By the end of this process, the stances of each candidates had been boldly underlined. Al Smith stood in strong opposition to forces of intolerance. McAdoo had the support of not only those who didn't condemn the Klan, but also of the Klan itself.

===Balloting===
McAdoo had entered the convention completely expecting to leave the nominee. However, Smith's candidacy blocked his nomination.

McAdoo's supporters' chants of "Mac! Mac!
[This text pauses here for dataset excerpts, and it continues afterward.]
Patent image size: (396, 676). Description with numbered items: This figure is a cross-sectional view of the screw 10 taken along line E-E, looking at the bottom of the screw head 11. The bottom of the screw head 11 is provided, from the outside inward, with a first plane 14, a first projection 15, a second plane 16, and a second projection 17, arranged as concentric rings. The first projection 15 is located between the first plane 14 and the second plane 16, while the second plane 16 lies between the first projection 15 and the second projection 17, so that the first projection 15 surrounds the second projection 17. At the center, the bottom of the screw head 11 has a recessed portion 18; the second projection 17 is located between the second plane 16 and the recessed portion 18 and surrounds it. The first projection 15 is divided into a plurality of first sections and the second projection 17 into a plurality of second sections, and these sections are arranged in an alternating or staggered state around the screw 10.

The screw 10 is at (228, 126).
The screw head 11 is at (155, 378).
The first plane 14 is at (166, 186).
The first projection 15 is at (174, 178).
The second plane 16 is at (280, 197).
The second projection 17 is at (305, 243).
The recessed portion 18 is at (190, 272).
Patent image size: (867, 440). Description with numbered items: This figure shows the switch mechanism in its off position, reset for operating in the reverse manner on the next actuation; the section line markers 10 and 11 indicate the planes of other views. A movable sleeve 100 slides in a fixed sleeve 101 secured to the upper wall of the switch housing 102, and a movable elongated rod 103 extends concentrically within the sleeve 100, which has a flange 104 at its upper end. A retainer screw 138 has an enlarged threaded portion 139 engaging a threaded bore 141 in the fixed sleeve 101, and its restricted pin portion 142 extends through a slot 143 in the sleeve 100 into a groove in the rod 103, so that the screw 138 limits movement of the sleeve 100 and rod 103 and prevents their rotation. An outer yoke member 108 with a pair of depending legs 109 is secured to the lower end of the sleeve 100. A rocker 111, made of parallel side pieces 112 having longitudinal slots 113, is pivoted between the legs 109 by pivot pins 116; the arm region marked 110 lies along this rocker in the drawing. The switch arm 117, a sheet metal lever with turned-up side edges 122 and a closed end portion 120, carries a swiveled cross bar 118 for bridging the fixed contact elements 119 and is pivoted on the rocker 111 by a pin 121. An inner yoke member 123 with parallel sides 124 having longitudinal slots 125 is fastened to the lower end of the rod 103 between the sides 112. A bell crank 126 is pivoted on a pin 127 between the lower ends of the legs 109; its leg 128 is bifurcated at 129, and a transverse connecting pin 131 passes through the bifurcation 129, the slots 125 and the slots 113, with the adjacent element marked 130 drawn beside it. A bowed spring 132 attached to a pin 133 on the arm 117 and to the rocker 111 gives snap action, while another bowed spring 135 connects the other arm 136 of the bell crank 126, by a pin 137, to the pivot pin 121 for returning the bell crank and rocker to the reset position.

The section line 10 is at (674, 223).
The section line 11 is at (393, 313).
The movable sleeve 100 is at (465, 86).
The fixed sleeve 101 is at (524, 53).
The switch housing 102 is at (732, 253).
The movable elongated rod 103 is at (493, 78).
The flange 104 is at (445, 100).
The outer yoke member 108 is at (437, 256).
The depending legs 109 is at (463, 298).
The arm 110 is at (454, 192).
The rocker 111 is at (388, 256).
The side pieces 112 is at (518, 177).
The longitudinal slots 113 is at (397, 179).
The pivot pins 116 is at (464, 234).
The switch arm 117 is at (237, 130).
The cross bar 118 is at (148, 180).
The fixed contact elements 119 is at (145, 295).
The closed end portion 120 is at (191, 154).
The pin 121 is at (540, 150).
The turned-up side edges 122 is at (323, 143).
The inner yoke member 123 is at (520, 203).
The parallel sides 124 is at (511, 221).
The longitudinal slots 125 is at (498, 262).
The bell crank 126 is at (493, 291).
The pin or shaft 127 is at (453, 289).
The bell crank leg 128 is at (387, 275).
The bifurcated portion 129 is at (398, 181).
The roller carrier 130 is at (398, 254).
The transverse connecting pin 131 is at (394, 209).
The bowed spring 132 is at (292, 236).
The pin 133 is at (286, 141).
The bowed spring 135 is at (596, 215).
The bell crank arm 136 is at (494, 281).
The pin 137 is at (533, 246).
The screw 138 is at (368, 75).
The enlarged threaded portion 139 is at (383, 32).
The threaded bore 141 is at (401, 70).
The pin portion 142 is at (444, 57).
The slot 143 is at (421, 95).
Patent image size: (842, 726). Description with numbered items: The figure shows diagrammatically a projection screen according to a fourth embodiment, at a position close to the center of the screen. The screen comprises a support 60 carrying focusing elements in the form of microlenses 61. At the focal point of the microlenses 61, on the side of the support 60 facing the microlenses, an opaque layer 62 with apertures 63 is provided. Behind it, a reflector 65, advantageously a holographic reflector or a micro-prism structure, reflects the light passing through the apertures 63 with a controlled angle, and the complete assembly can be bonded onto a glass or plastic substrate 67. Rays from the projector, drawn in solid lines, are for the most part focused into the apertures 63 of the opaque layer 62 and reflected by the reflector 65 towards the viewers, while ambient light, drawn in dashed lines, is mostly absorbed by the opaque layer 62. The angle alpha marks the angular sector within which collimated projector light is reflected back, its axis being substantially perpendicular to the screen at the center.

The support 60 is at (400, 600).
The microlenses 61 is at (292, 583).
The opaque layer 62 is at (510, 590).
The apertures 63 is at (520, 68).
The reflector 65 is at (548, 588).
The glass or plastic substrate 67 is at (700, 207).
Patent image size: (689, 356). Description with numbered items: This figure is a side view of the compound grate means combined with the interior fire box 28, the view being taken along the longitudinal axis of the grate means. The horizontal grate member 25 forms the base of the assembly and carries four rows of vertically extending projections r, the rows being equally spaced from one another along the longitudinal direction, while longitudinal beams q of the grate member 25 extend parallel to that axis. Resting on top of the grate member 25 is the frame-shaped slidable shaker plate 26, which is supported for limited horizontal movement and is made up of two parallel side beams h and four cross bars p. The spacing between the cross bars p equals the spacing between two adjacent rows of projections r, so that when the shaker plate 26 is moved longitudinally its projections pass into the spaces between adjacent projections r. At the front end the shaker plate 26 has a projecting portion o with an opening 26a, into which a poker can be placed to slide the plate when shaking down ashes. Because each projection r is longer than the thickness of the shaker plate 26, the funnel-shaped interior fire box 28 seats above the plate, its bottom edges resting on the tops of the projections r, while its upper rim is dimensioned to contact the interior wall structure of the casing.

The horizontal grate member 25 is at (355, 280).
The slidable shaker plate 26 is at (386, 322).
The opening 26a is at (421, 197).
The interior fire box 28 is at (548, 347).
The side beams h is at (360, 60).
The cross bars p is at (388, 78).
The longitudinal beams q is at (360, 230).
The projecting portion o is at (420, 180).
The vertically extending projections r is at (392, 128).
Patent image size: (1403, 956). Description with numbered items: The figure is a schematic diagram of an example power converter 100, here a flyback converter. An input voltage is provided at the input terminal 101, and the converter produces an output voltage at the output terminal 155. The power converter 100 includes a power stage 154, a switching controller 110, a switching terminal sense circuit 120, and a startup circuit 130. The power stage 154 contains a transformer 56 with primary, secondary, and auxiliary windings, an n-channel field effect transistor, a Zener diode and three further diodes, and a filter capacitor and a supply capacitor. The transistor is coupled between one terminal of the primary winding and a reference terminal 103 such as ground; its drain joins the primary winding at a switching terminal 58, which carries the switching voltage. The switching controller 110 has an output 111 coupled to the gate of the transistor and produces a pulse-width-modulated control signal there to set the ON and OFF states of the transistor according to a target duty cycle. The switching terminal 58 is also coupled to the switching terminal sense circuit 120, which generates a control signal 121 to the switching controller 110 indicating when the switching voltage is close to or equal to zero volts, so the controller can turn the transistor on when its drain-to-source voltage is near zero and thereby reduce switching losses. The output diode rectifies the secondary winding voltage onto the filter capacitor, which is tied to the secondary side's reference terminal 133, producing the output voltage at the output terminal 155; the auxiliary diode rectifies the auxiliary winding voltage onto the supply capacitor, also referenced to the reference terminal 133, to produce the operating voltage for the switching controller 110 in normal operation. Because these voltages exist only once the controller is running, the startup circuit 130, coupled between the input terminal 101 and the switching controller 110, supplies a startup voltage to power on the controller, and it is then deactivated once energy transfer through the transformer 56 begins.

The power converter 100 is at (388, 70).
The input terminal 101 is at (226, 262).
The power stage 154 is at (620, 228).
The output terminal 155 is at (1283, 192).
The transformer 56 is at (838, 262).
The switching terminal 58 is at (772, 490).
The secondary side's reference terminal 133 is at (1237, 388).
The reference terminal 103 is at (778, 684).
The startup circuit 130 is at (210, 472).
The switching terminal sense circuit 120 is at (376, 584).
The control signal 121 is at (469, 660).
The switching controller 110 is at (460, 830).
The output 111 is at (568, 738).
McAdoo!" were mockingly met by Smith's supporters cheers of "Ku Klux MacAdoo!", while various fights and obscenity-laden screaming matches took place throughout the balloting process.

Balloting began on June 30, with nineteen candidates receiving votes on the first ballot: favorite sons prevented either Smith or McAdoo from securing even a simple majority, let alone the two-thirds required to win the nomination.

Amidst the many roll calls, William Jennings Bryan took to the podium requesting time to address the convention and explain his own vote. His remarks wound up lasting an hour, in which he ultimately announced his support of William Gibbs McAdoo, who he called the architect of the party's "progressive convention" and "progressive platform". In response to jeers from Smith supporters, Bryan attacked them proclaiming that, "You do not represent the future of this country." These remarks would ultimately prove to be Bryan's last convention speech, as he died a year later.

Having reached a stalemate, the convention ultimately nominated John W. Davis as a compromise candidate. The entire convention lasted for 103 ballots over sixteen days.

==Aftermath==
Davis would go on to lose the election. Smith would run again in 1928, successfully securing the Democratic nomination, but losing the general election. Smith would additionally seek the presidency in 1932, but would fail to garner the nomination that year, losing it to Franklin Roosevelt.